What makes a great presentation? There are a number of factors that go into great presentations. Great presentations are like stories. They have a beginning, a middle, and an end. The beginning introduces the topic, and if done well, engages the presentee to the point that they need to hear the body of the presentation. The body then digs deeper into the subject matter sharing ideas, struggles, and solutions. The end then sums up the body and offers a conclusion. Sounds easy doesn’t it? But that only leads us to the presentation itself.
Let’s just say you’ve got your presentation concept ready to go. Maybe you have it in speech form, but you want to add more to it? Maybe a slide show?
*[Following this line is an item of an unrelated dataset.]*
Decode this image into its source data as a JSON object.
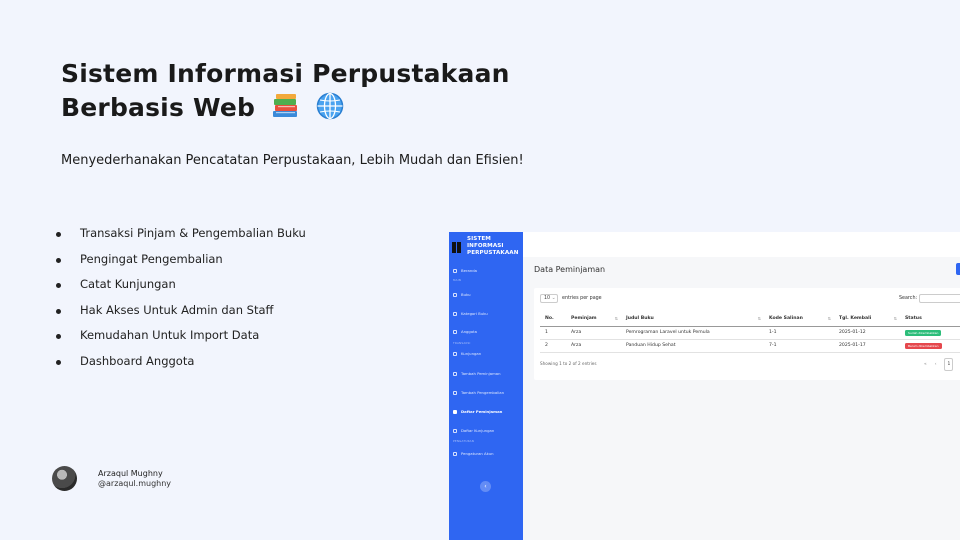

If you’re presenting a slide show, consider a few rules of putting them together. The do’s and don’ts are as follows: don’t use a lot of text, don’t read every word on your slide, don’t overuse bullet points, don’t use distracting animations or graphs. Do use supporting images, simple charts, keywords and phrases.
Now to the actual presenting. Practice, practice, practice. Slow down. Know your material. Be aware of “uhms”, “and-likes”, and “you-knows” and other similar crutches. Mouth noises – lip smacks, ticks and other space fillers – can get annoying real fast.
Finally, check your ending. I’m noticing more discussions about whether or not to say “thank you” at the end of a speech or presentation. Overall, I say it depends on the circumstances, but there are arguments for and against ending with “thank you” as presented by Ellen Finklestein. You’ll have to decide for yourself if your presentation needs a “thank you” at the end of it or not, but maybe do a little research first. Once you’ve watched about 10 or so Ted Talks, you’ll have a good idea if ending with a “thank you” is right for you.
Now, take that idea you have, build a presentation, run with it and have fun.